Auf einer Infoveranstaltung in unserem Ort wurden Straßensanierungsmaßnahmen (und damit verbundenen Straßensperrungen) vorgestellt. Auf die Frage, warum sich die Arbeiten an der einen Straße so lange hinzogen, meinte der leitende Architekt, dass man “im Dezember von Frost überrascht worden” sei.
Mein Nachbar fragte mich flüsternd, ob wir den Experten verraten sollten, dass es Nachts dunkel wird.
Nach dem, was ich gehört habe, hätte eine Fertigstellung auch nichts gebracht, weil der örtliche Fluss (hier laufen gerade so viele über, und Topographie ist schon so lange her, aber es müsste die Elbe sein) ins Grundwasser gedrückt hat, sodass die Flut in manchen Gebieten von unten kam.
Aber ja, für mich heißt “Bürgerinitiative” schon lange “Wir wissen nicht _wie_ es geht, aber _so_ nicht!” Das macht man dann für Straßenbauprojekte, Flughafenbauprojekte, Kanalbauprojekte, Eisenbahnbauprojekte, Windkraftwerke, Atomkraftwerke, Kohlekraftwerke, Sonnenkraftwerke, Strömungskraftwerke, Steuererhöhungen, Staatsmittelstreichungen,… und das Schlimme ist, dass die dann alles so sehr mit Emotionen aufladen, dass man nicht mehr diskutieren kann, man kann nur noch Partei ergreifen. Ich versuche zwar, nicht in den Denkfehler der Goldenen Mitte zu tappen, aber häufig ist die Lösung wirklich an keinem der beiden Extreme.
Tja so ist das halt mit der Demokratie.
Alle wollen z.B. Ökostrom. Die Trassen und Windräder damit der Strom auch in die Steckdosen kommt will aber niemand vor der eigenen Haustür. Frei nach dem alten Motto – wasch mir den Pelz …
Bürgerinitiativen sind daher für mich nicht per se etwas Gutes sondern schlichtweg ein Zusammenschluss von Bürgern mit einem gemeinsamen Interesse -nicht mehr nicht weniger.
Im Internetzeitalter kann und will nun mal jeder mitreden, gehört werden und mitentscheiden. Das Problem der Politik ist die z.T widersprüchlichen Interessen zu moderieren, zu bündeln und letztendlich zu einer einvernehmlichen Entscheidung zu kommen.
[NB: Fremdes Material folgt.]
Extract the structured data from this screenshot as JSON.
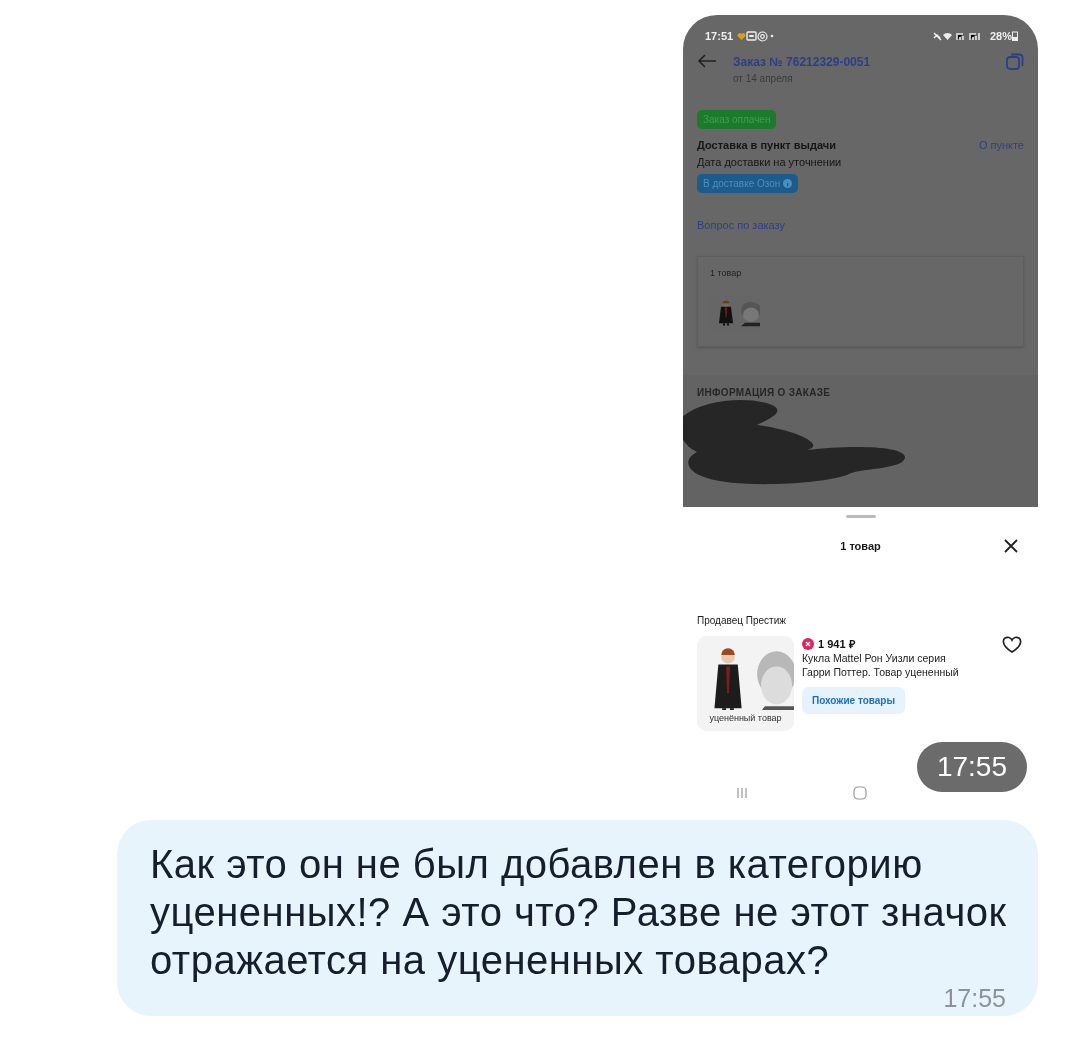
{
  "message": {
    "image": {
      "status_bar": {
        "time": "17:51",
        "battery": "28%"
      },
      "header": {
        "title": "Заказ № 76212329-0051",
        "subtitle": "от 14 апреля"
      },
      "status_badge": "Заказ оплачен",
      "delivery": {
        "title": "Доставка в пункт выдачи",
        "link": "О пункте",
        "date": "Дата доставки на уточнении",
        "badge": "В доставке Озон"
      },
      "question_link": "Вопрос по заказу",
      "items_card": {
        "count": "1 товар"
      },
      "info_section": {
        "title": "ИНФОРМАЦИЯ О ЗАКАЗЕ"
      },
      "sheet": {
        "title": "1 товар",
        "seller": "Продавец Престиж",
        "product": {
          "price": "1 941 ₽",
          "name": "Кукла Mattel Рон Уизли серия Гарри Поттер. Товар уцененный",
          "image_caption": "уценённый товар",
          "button": "Похожие товары"
        }
      },
      "time": "17:55"
    },
    "text": "Как это он не был добавлен в категорию уцененных!? А это что? Разве не этот значок отражается на уцененных товарах?",
    "time": "17:55"
  }
}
Ein vernünftiges Gleichgewicht zwischen den Interessen von Minderheiten und Mehrheiten und damit eine vertretbare Balance zwischen “par Ordre du Mufti” und völliger Blockade (Wutbürger) wird verstärkt die Kunst der Zukunft sein.
Moin moin,
mal ehrlich, um effektiven Hochwasserschutz zu verhindern braucht es doch keine Bürgerinitiativen, dass schaffen die Behörden auch ganz von alleine 😉 Faszinierend finde ich wie in ‚normalen‘ Zeiten die Diskussion um den Hochwasserschutz geführt wird. Meistens jedoch geht es nur darum, wer bezahlt das Ganze. Jetzt da wo das Wasser da ist geht es ja eigentlich nur darum wer findet die beste Ausrede und schafft es die Verantwortung am effektivsten auf andere abzuwälzen. Richtig niederschmetternd ist, dass sich die Ansagen der Politik nach den Hochwassern 200x wird alles besser, nur Nebelkerzen waren. Jetzt stellt sich aber heraus das sich da vielerorts viel zu wenig getan hat, nur die Beteuerungen sind geblieben.
@Carsten, Mitnichten ist es an fast allen Stellen problemlos möglich so einfach den Deich höher zu bauen. In urbanen Gebieten z.B. fehlt meistens einfach der Platz. Manchmal fehlt schlicht und ergreifend das Geld. Manchmal gibt es eine Bürgerinitiative, und manchmal bekommen es die örtlichen Behörden nicht auf die Reihe.
Und diese Spundwände sind nicht nur primär zu Deicherhöhung da, sondern auch um den Deich vor Durchnässung und wegrutschen zu schützen.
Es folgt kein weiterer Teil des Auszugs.